When I felt very introverted before a Hidden Treasure group retreat weekend began, there was a story in my throat chakra of a bird-like creature almost like a bat with its wings folded around itself, but the wings were blankets. When I rested my hands on my throat area, the shining sun warmed the little creature, and its blanket wings unfolded and became prayer flags. Then the little creature dissolved and became the wind. My energy had shifted from introversion to being ready to connect with my classmates.

And there was the time I felt negativity toward someone whose picture came up in my social media feed. This was another heart story, of a gigantic, black, iron teardrop. As I felt great sadness, the teardrop sweated. I kept my hands on my heart chakra and felt the warmth and noticed the image change. It started to become more greenish-blue and transparent. I noticed hands inside the teardrop, reaching outward. Then the greenish-blue became the ocean. The iron teardrop had dissolved and become the ocean. Then the hands put the sun into the sky. The sun was the head, and the hands were part of a gigantic, luminous body that contained the ocean and everything in it. There was nothing this luminous energy would exclude. This luminous, inclusive being was so much bigger than anything in this world and could embrace it all.

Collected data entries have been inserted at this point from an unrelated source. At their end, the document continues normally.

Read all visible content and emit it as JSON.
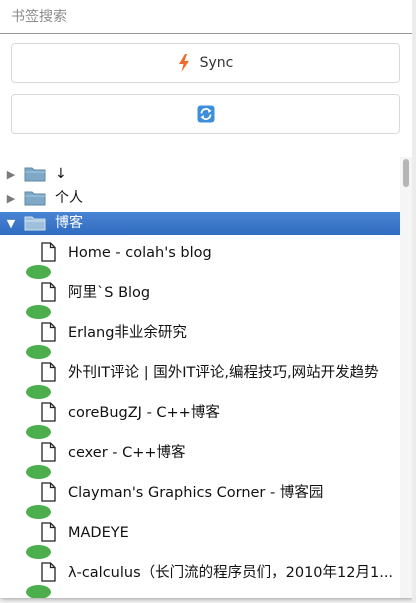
{
  "search": {
    "placeholder": "书签搜索",
    "value": ""
  },
  "sync_button": {
    "label": "Sync",
    "icon": "lightning-icon"
  },
  "refresh_button": {
    "icon": "refresh-icon"
  },
  "colors": {
    "selected_bg": "#3576c9",
    "dot": "#4cae4c",
    "folder": "#7fa7c7",
    "sync_icon": "#f06b2a",
    "refresh_icon": "#3e8edc"
  },
  "folders": [
    {
      "label": "↓",
      "expanded": false,
      "selected": false
    },
    {
      "label": "个人",
      "expanded": false,
      "selected": false
    },
    {
      "label": "博客",
      "expanded": true,
      "selected": true
    }
  ],
  "bookmarks": [
    {
      "label": "Home - colah's blog"
    },
    {
      "label": "阿里`S Blog"
    },
    {
      "label": "Erlang非业余研究"
    },
    {
      "label": "外刊IT评论 | 国外IT评论,编程技巧,网站开发趋势"
    },
    {
      "label": "coreBugZJ - C++博客"
    },
    {
      "label": "cexer - C++博客"
    },
    {
      "label": "Clayman's Graphics Corner - 博客园"
    },
    {
      "label": "MADEYE"
    },
    {
      "label": "λ-calculus（长门流的程序员们，2010年12月1..."
    }
  ]
}
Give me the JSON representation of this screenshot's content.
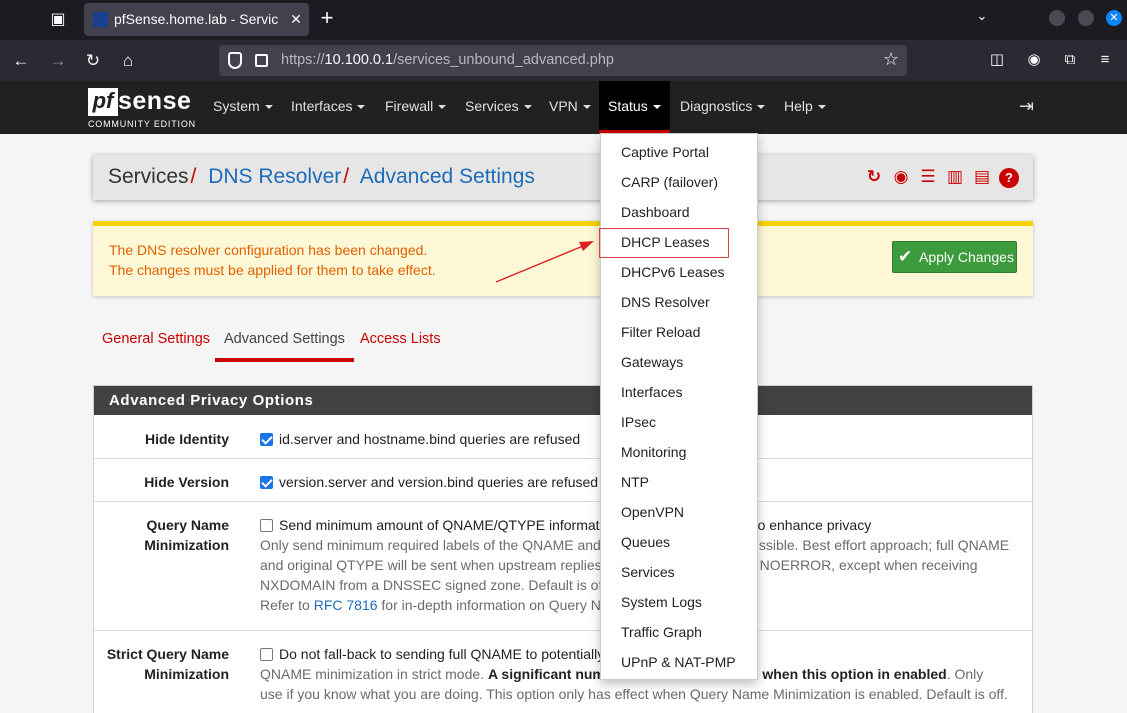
{
  "browser": {
    "tab_title": "pfSense.home.lab - Servic",
    "url_prefix": "https://",
    "url_host": "10.100.0.1",
    "url_path": "/services_unbound_advanced.php"
  },
  "nav": {
    "logo_text": "sense",
    "logo_letter": "pf",
    "logo_sub": "COMMUNITY EDITION",
    "items": [
      "System",
      "Interfaces",
      "Firewall",
      "Services",
      "VPN",
      "Status",
      "Diagnostics",
      "Help"
    ]
  },
  "breadcrumb": {
    "root": "Services",
    "level1": "DNS Resolver",
    "level2": "Advanced Settings"
  },
  "alert": {
    "line1": "The DNS resolver configuration has been changed.",
    "line2": "The changes must be applied for them to take effect.",
    "apply_label": "Apply Changes"
  },
  "tabs": [
    "General Settings",
    "Advanced Settings",
    "Access Lists"
  ],
  "section": {
    "title": "Advanced Privacy Options",
    "rows": [
      {
        "label": "Hide Identity",
        "checkbox_text": "id.server and hostname.bind queries are refused",
        "checked": true
      },
      {
        "label": "Hide Version",
        "checkbox_text": "version.server and version.bind queries are refused",
        "checked": true
      },
      {
        "label_l1": "Query Name",
        "label_l2": "Minimization",
        "checkbox_text": "Send minimum amount of QNAME/QTYPE informat",
        "checkbox_tail": "o enhance privacy",
        "help_l1": "Only send minimum required labels of the QNAME and",
        "help_l1_tail": "ssible. Best effort approach; full QNAME",
        "help_l2": "and original QTYPE will be sent when upstream replies",
        "help_l2_tail": "NOERROR, except when receiving",
        "help_l3": "NXDOMAIN from a DNSSEC signed zone. Default is off",
        "help_l4_pre": "Refer to ",
        "help_link": "RFC 7816",
        "help_l4_post": " for in-depth information on Query Na",
        "checked": false
      },
      {
        "label_l1": "Strict Query Name",
        "label_l2": "Minimization",
        "checkbox_text": "Do not fall-back to sending full QNAME to potentially",
        "help_l1_pre": "QNAME minimization in strict mode. ",
        "help_l1_bold": "A significant numb",
        "help_l1_bold_tail": "resolve when this option in enabled",
        "help_l1_post": ". Only",
        "help_l2": "use if you know what you are doing. This option only has effect when Query Name Minimization is enabled. Default is off.",
        "checked": false
      }
    ]
  },
  "status_menu": [
    "Captive Portal",
    "CARP (failover)",
    "Dashboard",
    "DHCP Leases",
    "DHCPv6 Leases",
    "DNS Resolver",
    "Filter Reload",
    "Gateways",
    "Interfaces",
    "IPsec",
    "Monitoring",
    "NTP",
    "OpenVPN",
    "Queues",
    "Services",
    "System Logs",
    "Traffic Graph",
    "UPnP & NAT-PMP"
  ],
  "colors": {
    "accent": "#cc0000",
    "link": "#1e6bb8",
    "alert_text": "#e06000",
    "apply": "#3c9b3c"
  }
}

When this story ended, I felt Universal Love toward the person and no more negativity. If I find myself going back into that reaction, I can recall that luminous image at the end of the story and experience it again. It’s more effective than working with my thoughts and self-talk because that image carries healing energy that I can take refuge in.

Out of Our Head and Into the Present

Some of our thoughts are like balloons or bubbles that just float away or dissolve on their own or when they are observed. They’re not emotionally charged. Others carry an emotional charge that’s anchored in the body.

That’s where our energy stories reside. We can dissolve the energy blocks and get the energy flowing by tapping into those stories and images and bringing the energy of unconditional love to those areas. Like a mother attending to her precious baby. If you can become aware of where you feel the energy in your body, your witnessing presence can transmute uncomfortable sensations into healing wisdom.

This is different from going into our heads to try to dominate and fix the problem. Being present to energy sensations in the body is a more receptive response of connection, empathy, and care. For balance, we need both, along with an awareness of when to use them. 

When we go straight to the action step and employ our thinking minds to manage an emotional uprising, the suppressed feelings might get lodged in our bodies, leaving the wisdom untapped and undermining true resolution. This approach only addresses part of the issue. In my opening example, my thoughts revealed a longing for girlfriends I can do things with. But that was only part of the solution. The energy work offered another kind of wisdom. 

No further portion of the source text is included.